Troy Coulston v. Steven Glunt
665 F. App'x 128
3rd Cir.2016Background
- Plaintiff Troy Coulston, a Pennsylvania state inmate, sued under 42 U.S.C. § 1983 and state tort law after CO Wilt allegedly slammed a steel door on his leg/back in May 2012 and threatened him.
- Coulston named CO Wilt and five identified prison officials (and a John Doe mail clerk) alleging excessive force, retaliation, due process/equal protection violations, and various state-law claims.
- The district court denied dismissal of Coulston’s retaliation and assault claims but dismissed other federal claims at the Rule 12(b)(6) stage and denied leave to amend as futile.
- On summary judgment, the district court granted judgment for defendants on excessive force and retaliation claims (and declined supplemental jurisdiction over state-law claims).
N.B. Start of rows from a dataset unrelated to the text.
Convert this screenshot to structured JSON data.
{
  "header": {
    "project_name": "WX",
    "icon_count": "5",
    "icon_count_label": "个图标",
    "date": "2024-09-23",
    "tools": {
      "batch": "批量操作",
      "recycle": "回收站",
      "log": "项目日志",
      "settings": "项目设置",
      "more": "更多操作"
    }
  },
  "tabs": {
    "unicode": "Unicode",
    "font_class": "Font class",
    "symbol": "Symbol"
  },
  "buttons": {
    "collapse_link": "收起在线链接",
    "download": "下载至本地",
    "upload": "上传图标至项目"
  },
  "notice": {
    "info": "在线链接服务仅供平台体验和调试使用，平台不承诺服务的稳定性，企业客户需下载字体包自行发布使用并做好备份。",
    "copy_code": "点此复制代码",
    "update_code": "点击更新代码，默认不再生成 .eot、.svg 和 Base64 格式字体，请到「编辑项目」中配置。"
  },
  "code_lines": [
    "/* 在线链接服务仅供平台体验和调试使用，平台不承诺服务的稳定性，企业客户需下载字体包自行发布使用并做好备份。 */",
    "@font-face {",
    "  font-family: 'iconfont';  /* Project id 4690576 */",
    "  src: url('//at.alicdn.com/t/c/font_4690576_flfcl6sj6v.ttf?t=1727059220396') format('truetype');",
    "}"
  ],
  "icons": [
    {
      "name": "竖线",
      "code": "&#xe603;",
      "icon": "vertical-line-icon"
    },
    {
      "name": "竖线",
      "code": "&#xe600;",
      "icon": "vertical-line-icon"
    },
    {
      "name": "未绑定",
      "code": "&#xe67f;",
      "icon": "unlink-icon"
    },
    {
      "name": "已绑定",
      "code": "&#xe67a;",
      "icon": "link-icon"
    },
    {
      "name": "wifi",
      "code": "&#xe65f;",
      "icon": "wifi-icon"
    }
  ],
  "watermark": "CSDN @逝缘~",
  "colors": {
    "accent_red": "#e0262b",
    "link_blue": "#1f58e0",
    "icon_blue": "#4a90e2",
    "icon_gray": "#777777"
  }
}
- The Third Circuit affirmed summary judgment, finding Coulston’s factual account blatantly contradicted by video evidence and that he failed to exhaust administrative remedies for the retaliation claim.
Issues
| Issue | Plaintiff's Argument | Defendant's Argument | Held |
|---|---|---|---|
| Excessive force (Eighth Amendment) | Wilt slammed the door on Coulston, trapped him, threatened him, and caused injury. | Video and medical evidence show force used to restore order, not to inflict punishment; injuries were minor/chronic. | Court: Grant summary judgment for Wilt — plaintiff’s account contradicted by video; no malicious/sadistic force. |
| Retaliation | Coulston alleges Wilt threatened retaliation for pursuing complaints. | Coulston failed to exhaust administrative remedies; did not grieve retaliation claim. | Court: Grant summary judgment for defendants for failure to exhaust; Coulston’s fear excuse not credible. |
| Due process / property/liberty interest | Coulston claims entitlement to investigation and police notification after assault. | No cognizable liberty or property interest in having staff investigate/notify police. | Court: Dismiss — no protected liberty or property interest under Sandin. |
| Equal protection | Coulston alleges disparate treatment because he is an inmate. | Inmates are not a suspect class; staff are not similarly situated to inmates. | Court: Dismiss — no equal protection violation; no similarly situated comparator and rational basis absent. |
Key Cases Cited
- Sandin v. Conner, 515 U.S. 472 (determination of protected liberty interest requires atypical and significant hardship)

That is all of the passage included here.